How to find the right personal accident cover
To make sure you choose the right personal accident cover at a good price, it helps to compare a few key details.
- Check exactly which injuries and situations the policy includes, as cover can vary between car insurance providers
- Look at the payout amount, which can range from around £5,000 to £100,000 depending on the policy
- Check who is covered, such as named drivers or family members
- See whether the policy includes international cover if you travel abroad
- Consider whether a standalone personal accident policy may offer broader or better value cover than a car insurance add-on
It’s always worth comparing options to make sure you’re getting the right level of protection for your needs.
How do I make a personal accident claim?
Here’s a simple step-by-step guide to making a personal accident claim.
- Contact your car insurance provider: Get in touch with your insurer as soon as possible after the accident to start your claim. If you’re unable to contact them yourself, a family member or representative can usually do this for you.
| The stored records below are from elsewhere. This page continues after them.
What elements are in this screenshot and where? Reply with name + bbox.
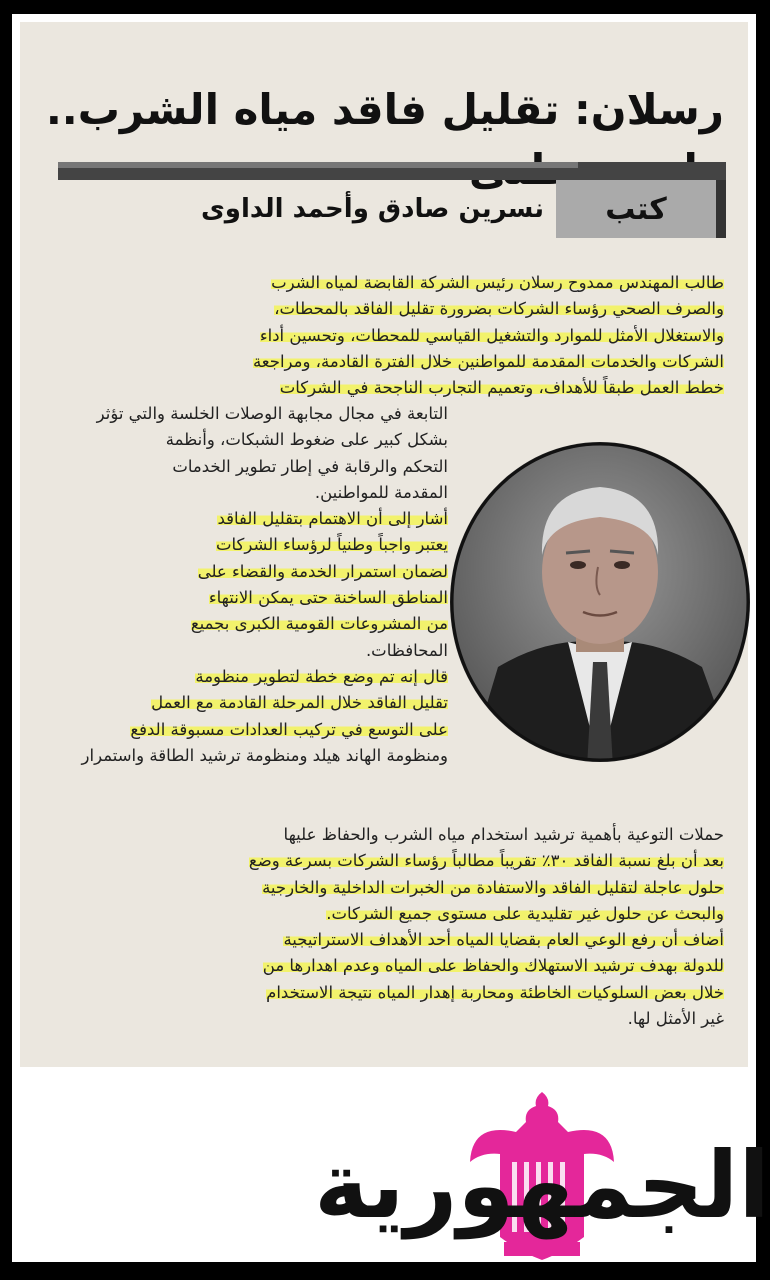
article-line: حملات التوعية بأهمية ترشيد استخدام مياه الشرب والحفاظ عليها (283, 825, 724, 844)
article-line: الشركات والخدمات المقدمة للمواطنين خلال الفترة القادمة، ومراجعة (252, 351, 724, 371)
portrait-photo (448, 437, 752, 767)
article-line: للدولة بهدف ترشيد الاستهلاك والحفاظ على المياه وعدم اهدارها من (262, 956, 724, 976)
article-line: بشكل كبير على ضغوط الشبكات، وأنظمة (165, 430, 448, 450)
newspaper-logo (314, 1092, 770, 1262)
article-line: المحافظات. (365, 640, 448, 660)
page-frame (12, 14, 770, 1262)
article-line: التحكم والرقابة في إطار تطوير الخدمات (172, 456, 448, 476)
article-line: خلال بعض السلوكيات الخاطئة ومحاربة إهدار المياه نتيجة الاستخدام (266, 982, 724, 1002)
article-line: لضمان استمرار الخدمة والقضاء على (197, 561, 448, 581)
logo-text: الجمهورية (314, 1132, 770, 1239)
byline-label-box (556, 180, 716, 238)
headline: رسلان: تقليل فاقد مياه الشرب.. (45, 85, 724, 134)
article-body-top (64, 270, 724, 401)
article-line: طالب المهندس ممدوح رسلان رئيس الشركة القابضة لمياه الشرب (271, 273, 724, 292)
article-line: على التوسع في تركيب العدادات مسبوقة الدفع (130, 719, 448, 739)
article-line: المناطق الساخنة حتى يمكن الانتهاء (208, 588, 448, 608)
article-line: ومنظومة الهاند هيلد ومنظومة ترشيد الطاقة واستمرار (81, 745, 448, 765)
article-body-bottom (64, 822, 724, 1032)
article-line: خطط العمل طبقاً للأهداف، وتعميم التجارب الناجحة في الشركات (279, 378, 724, 398)
article-line: التابعة في مجال مجابهة الوصلات الخلسة والتي تؤثر (96, 404, 448, 423)
article-line: تقليل الفاقد خلال المرحلة القادمة مع العمل (151, 693, 448, 713)
byline-authors: نسرين صادق وأحمد الداوى (200, 194, 544, 224)
article-line: بعد أن بلغ نسبة الفاقد ٣٠٪ تقريباً مطالباً رؤساء الشركات بسرعة وضع (248, 851, 724, 871)
article-body-middle (38, 401, 448, 769)
newspaper-clipping (20, 22, 748, 1067)
byline-bar (58, 162, 726, 244)
article-line: قال إنه تم وضع خطة لتطوير منظومة (195, 666, 448, 686)
article-line: المقدمة للمواطنين. (314, 482, 448, 502)
article-line: غير الأمثل لها. (627, 1009, 724, 1029)
article-line: يعتبر واجباً وطنياً لرؤساء الشركات (216, 535, 448, 555)
article-line: والصرف الصحي رؤساء الشركات بضرورة تقليل الفاقد بالمحطات، (274, 299, 724, 319)
article-line: والبحث عن حلول غير تقليدية على مستوى جميع الشركات. (326, 903, 724, 923)
byline-label: كتب (605, 191, 667, 227)
article-line: أشار إلى أن الاهتمام بتقليل الفاقد (217, 509, 448, 529)
byline-rule-accent (58, 162, 578, 168)
article-line: حلول عاجلة لتقليل الفاقد والاستفادة من الخبرات الداخلية والخارجية (262, 877, 724, 897)
article-line: والاستغلال الأمثل للموارد والتشغيل القياسي للمحطات، وتحسين أداء (259, 325, 724, 345)
byline-box-shadow (716, 180, 726, 238)
article-line: أضاف أن رفع الوعي العام بقضايا المياه أحد الأهداف الاستراتيجية (283, 930, 724, 950)
article-line: من المشروعات القومية الكبرى بجميع (190, 614, 448, 634)
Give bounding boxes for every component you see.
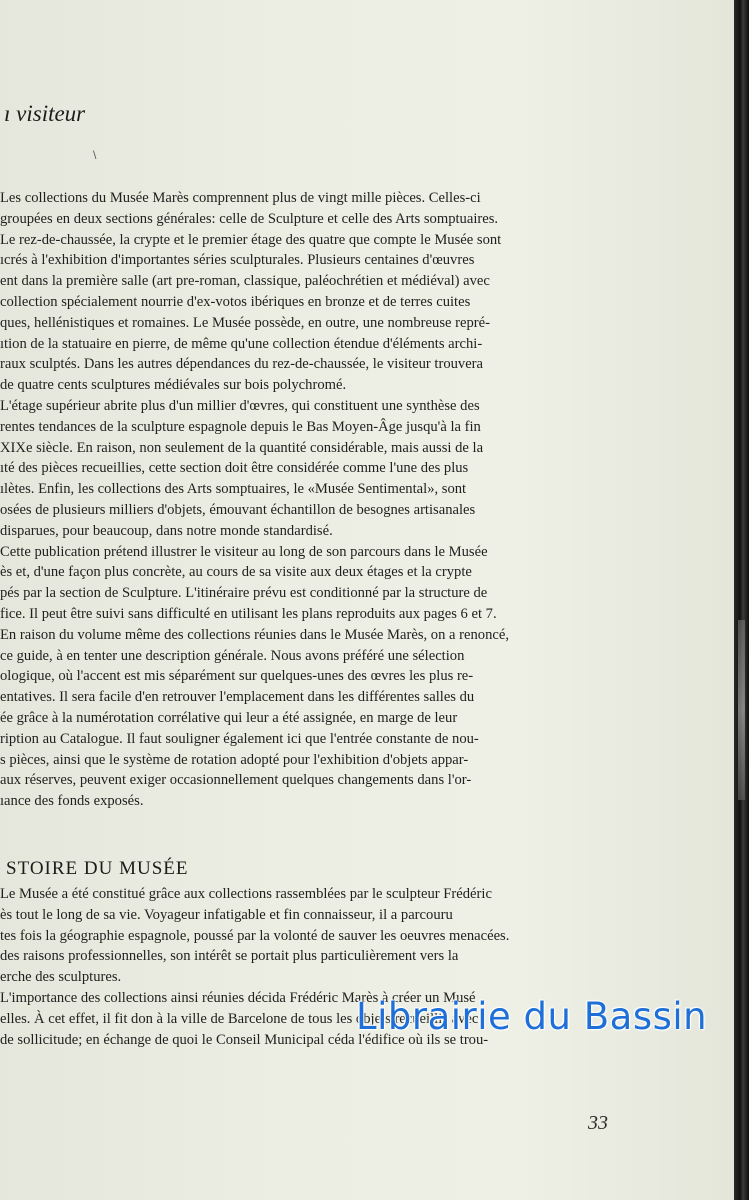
text-line: elles. À cet effet, il fit don à la ville de Barcelone de tous les objets recueillis avec xyxy=(0,1010,479,1027)
text-line: ès tout le long de sa vie. Voyageur infatigable et fin connaisseur, il a parcouru xyxy=(0,906,453,923)
text-line: aux réserves, peuvent exiger occasionnellement quelques changements dans l'or- xyxy=(0,772,472,789)
intro-text xyxy=(0,188,610,812)
text-line: raux sculptés. Dans les autres dépendances du rez-de-chaussée, le visiteur trouvera xyxy=(0,356,484,373)
text-line: L'importance des collections ainsi réunies décida Frédéric Marès à créer un Musé xyxy=(0,989,476,1006)
text-line: ılètes. Enfin, les collections des Arts somptuaires, le «Musée Sentimental», sont xyxy=(0,481,467,498)
text-line: ıcrés à l'exhibition d'importantes séries sculpturales. Plusieurs centaines d'œuvres xyxy=(0,252,475,269)
text-line: Les collections du Musée Marès comprennent plus de vingt mille pièces. Celles-ci xyxy=(0,190,481,206)
text-line: ques, hellénistiques et romaines. Le Musée possède, en outre, une nombreuse repré- xyxy=(0,314,490,331)
text-line: de sollicitude; en échange de quoi le Conseil Municipal céda l'édifice où ils se trou- xyxy=(0,1031,489,1048)
text-line: fice. Il peut être suivi sans difficulté en utilisant les plans reproduits aux pages 6 et 7. xyxy=(0,605,497,622)
text-line: XIXe siècle. En raison, non seulement de la quantité considérable, mais aussi de la xyxy=(0,439,484,456)
text-line: ıance des fonds exposés. xyxy=(0,793,144,810)
watermark-text: Librairie du Bassin xyxy=(356,995,708,1038)
book-spine-edge xyxy=(734,0,749,1200)
text-line: Le Musée a été constitué grâce aux collections rassemblées par le sculpteur Frédéric xyxy=(0,886,492,902)
text-line: ription au Catalogue. Il faut souligner également ici que l'entrée constante de nou- xyxy=(0,730,479,747)
text-line: L'étage supérieur abrite plus d'un millier d'œvres, qui constituent une synthèse des xyxy=(0,397,480,414)
text-line: osées de plusieurs milliers d'objets, émouvant échantillon de besognes artisanales xyxy=(0,501,476,518)
text-line: ce guide, à en tenter une description générale. Nous avons préféré une sélection xyxy=(0,647,465,664)
text-line: des raisons professionnelles, son intérêt se portait plus particulièrement vers la xyxy=(0,948,459,965)
text-line: ée grâce à la numérotation corrélative qui leur a été assignée, en marge de leur xyxy=(0,709,458,726)
text-line: Cette publication prétend illustrer le visiteur au long de son parcours dans le Musée xyxy=(0,543,488,560)
text-line: entatives. Il sera facile d'en retrouver l'emplacement dans les différentes salles du xyxy=(0,689,475,706)
history-title: STOIRE DU MUSÉE xyxy=(6,858,189,879)
text-line: En raison du volume même des collections réunies dans le Musée Marès, on a renoncé, xyxy=(0,626,510,643)
text-line: erche des sculptures. xyxy=(0,969,122,986)
text-line: ıtion de la statuaire en pierre, de même qu'une collection étendue d'éléments archi- xyxy=(0,335,483,352)
text-line: collection spécialement nourrie d'ex-votos ibériques en bronze et de terres cuites xyxy=(0,293,471,310)
text-line: ent dans la première salle (art pre-roman, classique, paléochrétien et médiéval) avec xyxy=(0,273,490,290)
text-line: ologique, où l'accent est mis séparément sur quelques-unes des œvres les plus re- xyxy=(0,668,474,685)
text-line: tes fois la géographie espagnole, poussé par la volonté de sauver les oeuvres menacées. xyxy=(0,927,510,944)
spine-highlight xyxy=(738,620,745,800)
text-line: Le rez-de-chaussée, la crypte et le premier étage des quatre que compte le Musée sont xyxy=(0,231,502,248)
page-number: 33 xyxy=(588,1112,608,1134)
text-line: ès et, d'une façon plus concrète, au cours de sa visite aux deux étages et la crypte xyxy=(0,564,472,581)
text-line: pés par la section de Sculpture. L'itinéraire prévu est conditionné par la structure de xyxy=(0,585,488,602)
text-line: disparues, pour beaucoup, dans notre monde standardisé. xyxy=(0,522,333,539)
margin-mark: \ xyxy=(93,150,97,161)
text-line: s pièces, ainsi que le système de rotation adopté pour l'exhibition d'objets appar- xyxy=(0,751,469,768)
text-line: rentes tendances de la sculpture espagnole depuis le Bas Moyen-Âge jusqu'à la fin xyxy=(0,418,481,435)
text-line: de quatre cents sculptures médiévales sur bois polychromé. xyxy=(0,377,347,394)
text-line: groupées en deux sections générales: celle de Sculpture et celle des Arts somptuaires. xyxy=(0,210,499,227)
text-line: ıté des pièces recueillies, cette section doit être considérée comme l'une des plus xyxy=(0,460,469,477)
section-title: ı visiteur xyxy=(4,101,86,126)
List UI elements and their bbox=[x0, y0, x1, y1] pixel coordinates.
- Explain what happened: Provide details of the accident, including when, where, and how it happened.
- Provide supporting evidence: You or your representative may need to share medical reports, hospital records, or confirmation of injury from a healthcare professional.
- Send any additional documents: Include receipts or paperwork linked to treatment, recovery, or related costs if requested.
- Wait for assessment: Your insurer will review your claim and may contact medical professionals or representatives to confirm the details.
- Receive your payout: If your claim is approved, the payment will be made to you or your nominated account.